BATON ROUGE, La. (WAFB) - Farmers could begin growing industrial hemp by the spring of 2020 if the state and federal departments of agriculture continue to hammer out logistics at their current pace, Louisiana Department of Agriculture and Forestry Commissioner Mike Strain said Monday, Oct. 21.
Photo Source: Barbetorte / CC BY-SA 3.0 / MGN
Strain presented a federally-required hemp production rule book in a joint meeting of the Louisiana legislature’s committees on agriculture. LDAF intends to send the proposed rules to the U.S. Department of Agriculture, which must approve the state’s policy.
Congress legalized the production of hemp in the 2018 farm bill, excepting the industrial plant from a list of illicit drugs. Hemp is a cousin to marijuana, but a person would drown in hemp product before it produced a high.
“I know there’s a full-court press to get this done," Strain said. “We have all these timetables.”
The feds must first write their own rules for hemp’s growth before it accepts Louisiana’s additional regulations. Strain says he expects the USDA’s policy to be finished in November, meaning Louisiana could begin issuing farmers permits to grow the lucrative plant by New Year’s Day.
Because the cannabis plant does well in arid climates, lawmakers are hoping Louisiana can become a leader in hemp production. Experts expect Louisiana farmers would be able to harvest at least two hemp crops annually.
“Every farmer won’t dive into this, because it is labor intensive,” Rep. Clay Schexnayder, R-Gonzales, said. "But I do think the ones that do get involved in it, it will pay off for them.”
Strain estimates 100 to 200 farmers will plant hemp in as much as 80,000 acres of Louisiana soil in 2020.
The plant is expensive to cultivate and the regulations are stringent, meaning smaller operations may not be able to produce the plant for some time. One hemp seed can cost as much as $6, Strain says, with 5,000 to 16,000 seeds per acre.

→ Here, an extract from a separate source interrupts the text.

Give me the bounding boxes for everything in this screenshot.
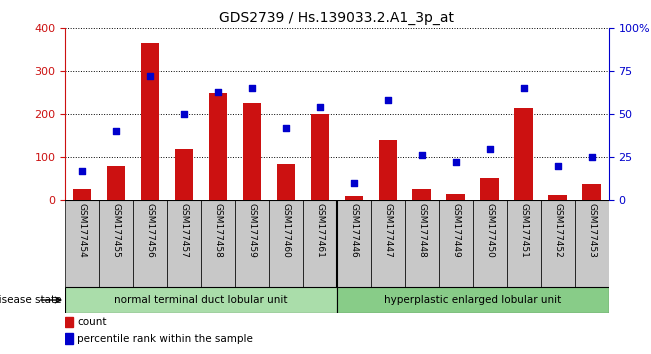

Farmers will have to go through an extensive permitting process, and each crop will be watched carefully by state regulators. Farmers must also have a relatively clean criminal history, with no felony convictions in the last decade and no drug convictions in the last two years.
Perhaps the best-known hemp derivative, CBD products have already become a common treatment for bumps and bruises. During the 2019 Regular Legislative Session, lawmakers agreed to levy a 3% tax on CBD production and dedicate the revenue to early childhood education.
State leaders are hoping the plant becomes a cash cow for farmers whose operations were slammed by high water and expensive tariffs in 2019.